Poeta do silêncio e da solidão, do corpo e do espaço,
e cuja originalidade reside, como disse Jorge de Sena, "no equilíbrio
entre uma sempre a ultrapassar-se amargura adolescente e uma firmeza de tom
que se oculta num estilo aparentemente entrecortado e difuso", António
Ramos Rosa tem feito caminho por entre vários outros caminhos, na soma
de muitos livros que já mal se podem contar e fazem da sua condição
de poeta um dos mais profícuos criadores literários, em que a
palavra silenciada ou subversiva se impõe no modo próprio de se
dizer Poeta e ser um profundo conhecedor de tantos outros poetas, que não
deixam de povoar o seu pessoal universo e ser motivo de várias leituras
nos diversos ensaios de incisões oblíquas.
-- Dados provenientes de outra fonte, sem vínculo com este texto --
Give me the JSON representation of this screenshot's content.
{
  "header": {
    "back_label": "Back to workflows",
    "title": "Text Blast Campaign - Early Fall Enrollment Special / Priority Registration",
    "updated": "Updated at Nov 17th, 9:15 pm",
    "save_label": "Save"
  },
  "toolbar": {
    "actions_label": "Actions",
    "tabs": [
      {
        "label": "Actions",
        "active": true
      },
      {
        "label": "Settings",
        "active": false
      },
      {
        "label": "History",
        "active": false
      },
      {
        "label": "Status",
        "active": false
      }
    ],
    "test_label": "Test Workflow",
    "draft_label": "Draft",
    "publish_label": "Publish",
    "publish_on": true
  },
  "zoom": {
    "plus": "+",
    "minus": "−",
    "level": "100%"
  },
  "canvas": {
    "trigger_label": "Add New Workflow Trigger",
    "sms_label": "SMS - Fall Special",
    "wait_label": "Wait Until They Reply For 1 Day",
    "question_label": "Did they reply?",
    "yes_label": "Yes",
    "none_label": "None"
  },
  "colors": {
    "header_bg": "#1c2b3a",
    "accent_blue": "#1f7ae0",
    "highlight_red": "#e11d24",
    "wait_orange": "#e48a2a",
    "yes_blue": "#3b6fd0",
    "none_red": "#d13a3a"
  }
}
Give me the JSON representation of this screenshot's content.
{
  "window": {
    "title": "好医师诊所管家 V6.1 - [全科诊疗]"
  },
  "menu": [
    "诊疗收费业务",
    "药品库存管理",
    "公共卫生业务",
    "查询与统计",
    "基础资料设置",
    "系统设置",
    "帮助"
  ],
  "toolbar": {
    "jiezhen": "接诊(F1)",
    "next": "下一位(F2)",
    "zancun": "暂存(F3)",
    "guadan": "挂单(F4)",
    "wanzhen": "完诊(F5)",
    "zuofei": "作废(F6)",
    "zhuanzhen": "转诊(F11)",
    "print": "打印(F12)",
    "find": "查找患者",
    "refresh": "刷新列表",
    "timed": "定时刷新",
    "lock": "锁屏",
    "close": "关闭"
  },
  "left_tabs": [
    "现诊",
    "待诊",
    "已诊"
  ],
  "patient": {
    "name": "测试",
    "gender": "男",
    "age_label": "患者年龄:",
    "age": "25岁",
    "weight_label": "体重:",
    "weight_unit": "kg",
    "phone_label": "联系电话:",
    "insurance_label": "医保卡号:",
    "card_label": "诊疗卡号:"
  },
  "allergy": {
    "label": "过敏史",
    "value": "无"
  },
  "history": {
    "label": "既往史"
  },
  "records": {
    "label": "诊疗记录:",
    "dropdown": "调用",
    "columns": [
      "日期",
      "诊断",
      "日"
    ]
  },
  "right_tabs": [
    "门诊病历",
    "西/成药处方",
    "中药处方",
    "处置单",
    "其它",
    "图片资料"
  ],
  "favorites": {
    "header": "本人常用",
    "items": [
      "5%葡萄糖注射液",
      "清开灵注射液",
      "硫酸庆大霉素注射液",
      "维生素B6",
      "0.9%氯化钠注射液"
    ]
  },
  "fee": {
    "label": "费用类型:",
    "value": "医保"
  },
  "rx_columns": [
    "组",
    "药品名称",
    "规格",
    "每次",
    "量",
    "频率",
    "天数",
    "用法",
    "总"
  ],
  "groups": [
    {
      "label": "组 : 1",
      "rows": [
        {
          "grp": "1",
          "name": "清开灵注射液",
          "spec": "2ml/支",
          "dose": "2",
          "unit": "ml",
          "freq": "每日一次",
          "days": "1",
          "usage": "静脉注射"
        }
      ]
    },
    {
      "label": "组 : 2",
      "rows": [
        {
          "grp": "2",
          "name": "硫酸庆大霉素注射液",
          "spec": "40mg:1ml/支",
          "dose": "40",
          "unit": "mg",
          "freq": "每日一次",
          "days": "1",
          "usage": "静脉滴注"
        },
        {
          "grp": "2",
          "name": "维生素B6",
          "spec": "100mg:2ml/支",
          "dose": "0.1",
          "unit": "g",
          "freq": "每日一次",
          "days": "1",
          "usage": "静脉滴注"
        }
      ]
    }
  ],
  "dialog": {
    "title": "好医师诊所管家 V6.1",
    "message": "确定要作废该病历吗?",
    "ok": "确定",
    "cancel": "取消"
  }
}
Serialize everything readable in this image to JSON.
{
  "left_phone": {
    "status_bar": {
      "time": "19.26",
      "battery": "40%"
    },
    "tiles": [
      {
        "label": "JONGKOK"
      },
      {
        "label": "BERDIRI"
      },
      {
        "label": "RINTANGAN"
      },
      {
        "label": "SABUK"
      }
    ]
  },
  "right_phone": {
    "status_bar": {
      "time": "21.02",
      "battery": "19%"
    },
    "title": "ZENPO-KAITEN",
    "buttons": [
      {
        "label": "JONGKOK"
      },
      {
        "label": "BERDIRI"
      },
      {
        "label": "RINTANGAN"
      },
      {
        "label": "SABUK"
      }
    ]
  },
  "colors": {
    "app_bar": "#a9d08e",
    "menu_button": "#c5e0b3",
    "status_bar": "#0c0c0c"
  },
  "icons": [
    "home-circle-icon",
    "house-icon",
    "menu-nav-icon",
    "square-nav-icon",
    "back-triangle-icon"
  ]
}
Mas, em forma de um
"grito claro", que marcou o começo do seu itinerário poético,
assim mesmo poder proclamar em "O Boi da Paciência", que é ainda
um dos mais emblemáticos poemas:
Muralhei-me de amor
e o amor desabrigou-me
Escrevi cartas a minha mãe desesperadas
colori mitos e distribuí-me em segredo
e ao fim e ao cabo
recomeçar
Mas estou cansado de recomeçar!
Mas não é verdade, porque até hoje a aventura
poética de Ramos Rosa não conheceu limites, consolidou-se numa
teia feita de muitíssimos poemas, e tantos são que já não
têm conta, é verdade, não sabe fazer outra coisa que não
seja escrever, falar com os próprios deuses e fantasmas, encher de palavras
as folhas brancas, não só para construir o próprio espaço
físico e espiritual, por entre montes e montes de papéis, desenhos,
livros, na aparente desordem da sua mesa de trabalho, mas sobretudo para conformar
por outras veredas de sonhos e inquietações esse "programa solar"
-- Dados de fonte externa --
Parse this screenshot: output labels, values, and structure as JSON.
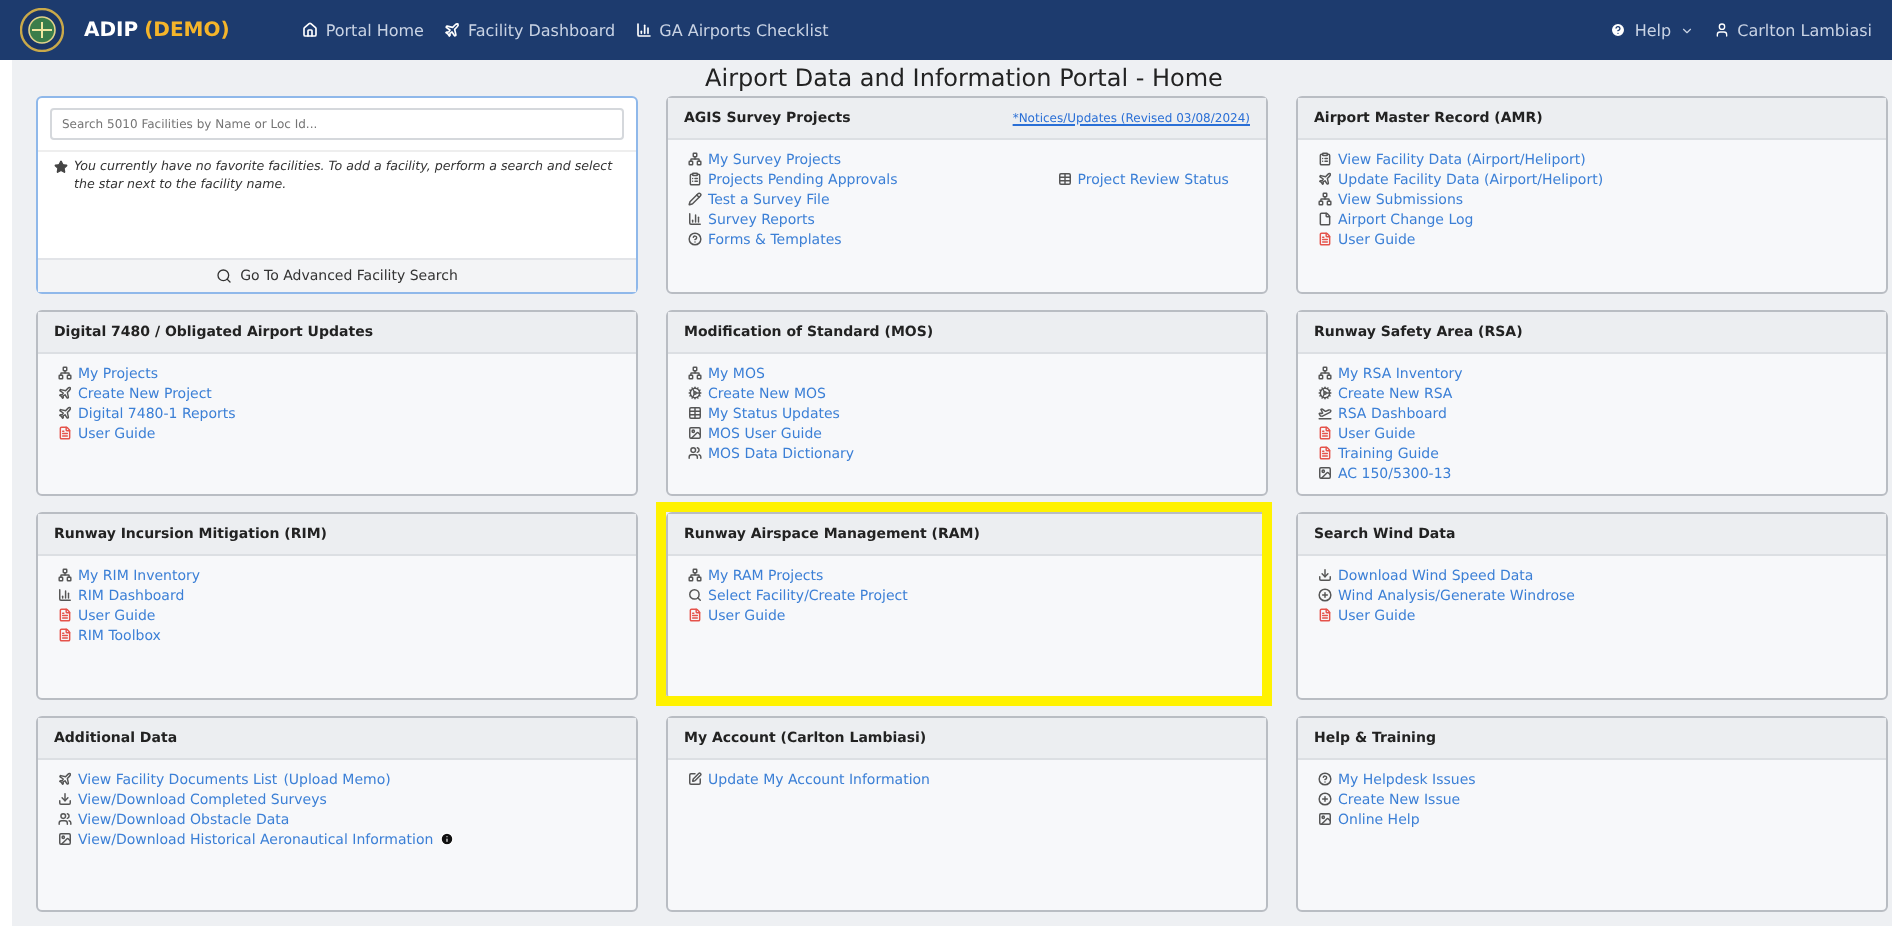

que tem sido o desafio de todas as horas em mais de quarenta anos de ofício
de poeta que "está vivo e escreve sol". Ontem e hoje, como é evidente
nos muitos poemas deste seu último livro intitulado As Palavras:
A palavra é o desejo do espaço e o espaço
do desejo
para que tudo o que em nós é confuso e vago
se transforme em leve arquitectura
com janelas para o mar ou campos ondulados.
Mas, na aparência de ser um Quixote de outras utopias,
escondido no silêncio da casa e sempre às voltas com os seus fantasmas
ou deuses de outras galáxias, nessa propositada construção
do corpo e do seu espaço, a poética de Ramos Rosa consolidou-se
na amargura de muitas desilusões, no cansaço das horas que passam
e lhe deixam tempo para ter consciência de que sempre "estamos nus e gramamos",
mas sobre o rosto da terra e na claridade vesperal de ser ainda possível,
pelos caminhos da memória, ressuscitar as sombras e os lugares que moram
longe, ou redescobrir outras regras que consintam ser transitivo dentro da própria
ordem ou desordem e "na vereda das noites, sob as pálpebras do tempo".
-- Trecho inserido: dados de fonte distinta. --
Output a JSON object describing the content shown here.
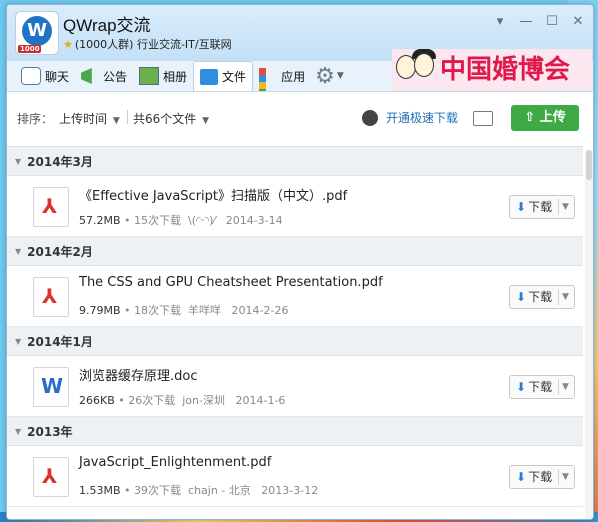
{
  "window": {
    "group_name": "QWrap交流",
    "group_meta": "(1000人群) 行业交流-IT/互联网",
    "logo_tag": "1000"
  },
  "banner": {
    "text": "中国婚博会"
  },
  "toolbar": {
    "items": [
      {
        "label": "聊天",
        "icon": "chat-icon"
      },
      {
        "label": "公告",
        "icon": "notice-icon"
      },
      {
        "label": "相册",
        "icon": "photo-icon"
      },
      {
        "label": "文件",
        "icon": "folder-icon"
      },
      {
        "label": "应用",
        "icon": "apps-icon"
      }
    ]
  },
  "filter": {
    "sort_label": "排序：",
    "sort_value": "上传时间",
    "count": "共66个文件",
    "turbo": "开通极速下载",
    "upload": "上传"
  },
  "sections": [
    {
      "title": "2014年3月",
      "files": [
        {
          "name": "《Effective JavaScript》扫描版（中文）.pdf",
          "size": "57.2MB",
          "downloads": "15次下载",
          "uploader": "\\(◜ᵕ◝)⁄",
          "date": "2014-3-14",
          "type": "pdf"
        }
      ]
    },
    {
      "title": "2014年2月",
      "files": [
        {
          "name": "The CSS and GPU Cheatsheet Presentation.pdf",
          "size": "9.79MB",
          "downloads": "18次下载",
          "uploader": "羊咩咩",
          "date": "2014-2-26",
          "type": "pdf"
        }
      ]
    },
    {
      "title": "2014年1月",
      "files": [
        {
          "name": "浏览器缓存原理.doc",
          "size": "266KB",
          "downloads": "26次下载",
          "uploader": "jon-深圳",
          "date": "2014-1-6",
          "type": "doc"
        }
      ]
    },
    {
      "title": "2013年",
      "files": [
        {
          "name": "JavaScript_Enlightenment.pdf",
          "size": "1.53MB",
          "downloads": "39次下载",
          "uploader": "chajn - 北京",
          "date": "2013-3-12",
          "type": "pdf"
        }
      ]
    }
  ],
  "download_label": "下载"
}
E, na certeza de que os mecanismos interiores se não desafinam e
outros sons e palavras enfeitam esse mundo fechado em que o poeta vive na permanente
ocupação do espaço que é o seu por direito a sê-lo,
desse movimento calmo ou desvairado emerge de novo para declarar:
Tal é o vago movimento da ingénua liberdade
que toca o seu extremo e cria o seu espaço
em que atravessa a sua ausência branca.
Sabemos que esse caminho nunca foi um mar de rosas, o poeta
sabe do que fala e do que canta, do que lamenta e de si mesmo se lamenta, longos
e demorados têm sido os anos de silêncios e angústias, no
temor e tremor da morte e na ânsia de louvar a vida, como profundo sentimento
do mundo que se entrelaça nas mil teias desse percurso sinuoso, vibrátil,
solar ou nocturno, numa forma de melancolia que não pede licença
para se impor e ser a exacta medida de todos os seus conflitos ou desamores
agora que vai a caminho dos oitenta anos. E ainda cantar:
O que o poema pressente é a sua própria voz
que lhe abra um espaço ou projecte um horizonte.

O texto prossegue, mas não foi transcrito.